Il Dialetto

Affidiamo a un modesto gioco letterario in endecasillabi costretti in rima (poco più che ‘na lurza… tanto per cimentarsi) il compito di sostituire il prolisso panegirico che era quasi pronto per introdurre il discorso sul nostro dialetto: le caratteristiche, le radici storiche, una scorsa sulla grammatica, la sintassi, la fonetica ecc. ecc…  In sostanza, era pronto “lo spiegone“.

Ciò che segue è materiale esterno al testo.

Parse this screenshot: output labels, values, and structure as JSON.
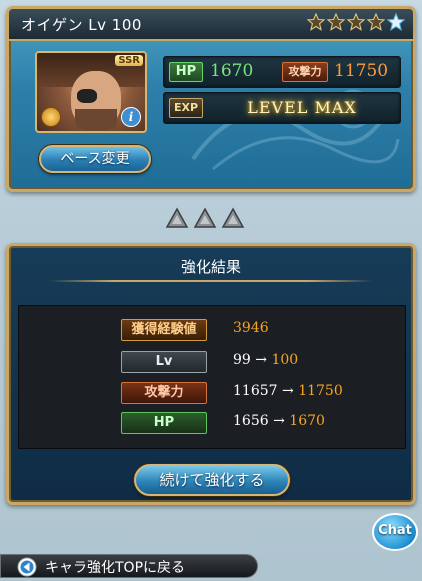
{
  "character": {
    "name": "オイゲン",
    "level_text": "Lv 100",
    "rarity_badge": "SSR",
    "stars_filled": 4,
    "stars_total": 5,
    "info_glyph": "i",
    "hp_label": "HP",
    "hp_value": "1670",
    "atk_label": "攻撃力",
    "atk_value": "11750",
    "exp_label": "EXP",
    "exp_status": "LEVEL MAX",
    "base_change_button": "ベース変更"
  },
  "result": {
    "title": "強化結果",
    "rows": [
      {
        "label": "獲得経験値",
        "value": "3946"
      },
      {
        "label": "Lv",
        "old": "99",
        "arrow": "→",
        "new": "100"
      },
      {
        "label": "攻撃力",
        "old": "11657",
        "arrow": "→",
        "new": "11750"
      },
      {
        "label": "HP",
        "old": "1656",
        "arrow": "→",
        "new": "1670"
      }
    ],
    "continue_button": "続けて強化する"
  },
  "chat": {
    "label": "Chat"
  },
  "footer": {
    "back_label": "キャラ強化TOPに戻る"
  },
  "colors": {
    "accent_gold": "#c9a867",
    "hp_green": "#7be47b",
    "atk_orange": "#ff9a3c",
    "new_value_orange": "#f5a623",
    "panel_blue": "#2d7fa9"
  },
  "icons": {
    "star": "star-icon",
    "element": "element-icon",
    "info": "info-icon",
    "triangle": "triangle-icon",
    "back": "back-arrow-icon",
    "chat": "chat-icon"
  }
}
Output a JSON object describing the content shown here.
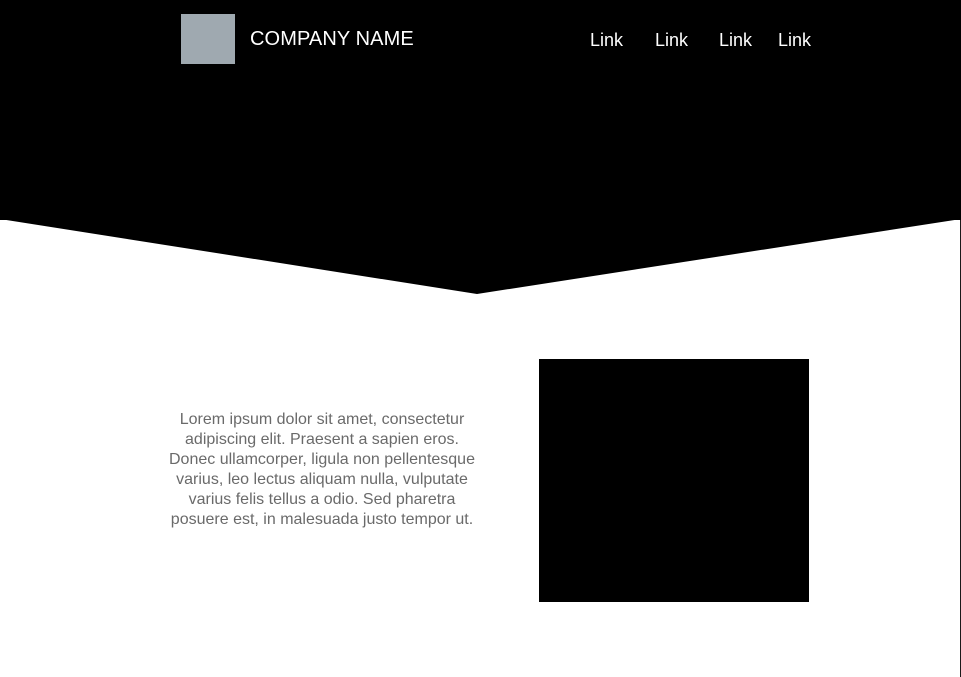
{
  "header": {
    "brand_name": "COMPANY NAME",
    "logo_color": "#9fa9b0",
    "background_color": "#000000",
    "nav_links": [
      {
        "label": "Link"
      },
      {
        "label": "Link"
      },
      {
        "label": "Link"
      },
      {
        "label": "Link"
      }
    ]
  },
  "main": {
    "paragraph": "Lorem ipsum dolor sit amet, consectetur adipiscing elit. Praesent a sapien eros. Donec ullamcorper, ligula non pellentesque varius, leo lectus aliquam nulla, vulputate varius felis tellus a odio. Sed pharetra posuere est, in malesuada justo tempor ut.",
    "text_color": "#6a6a6a",
    "media_color": "#000000"
  }
}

Un approccio a cui sembrano obbligati quanti, prevalentemente spinti dalla passione localistica, si avventurano in imprese legate allo studio/conoscenza/divulgazione dello straordinario universo linguistico che contraddistingue ogni angolo di territorio di ogni singolo aerale (il nostro è l’aerale linguistico detto italiano mediano, del gruppo umbro-marchigiano, sottogruppo marchigiano centrale, ma basta così…); spesso però, quando la materia non è trattata da specialisti, ne vengono fuori dissertazioni di dubbio valore scientifico, noiosamente ripetitive e, ai più, anche un po’ ostiche. 

Qui non si ambisce a sistematizzare l’argomento (occorrono livelli di competenza di alta specializzazione), ma proveremo a sfiorare questi aspetti man mano che entreremo dentro alle singole parole del nostro dialetto, alle forme verbali, alle espressioni, al “parlato” insomma.
Ci interessa raccontarle le nostre parole, “le parole da non dimenticare“,  sperando di trattenerne non solo il significato, l’etimologia, ma anche il suono, il colore, il corpo, andando ove possibile, a ripescarne l’uso che, secondo i documenti storici, ne facevano i nostri antenati.  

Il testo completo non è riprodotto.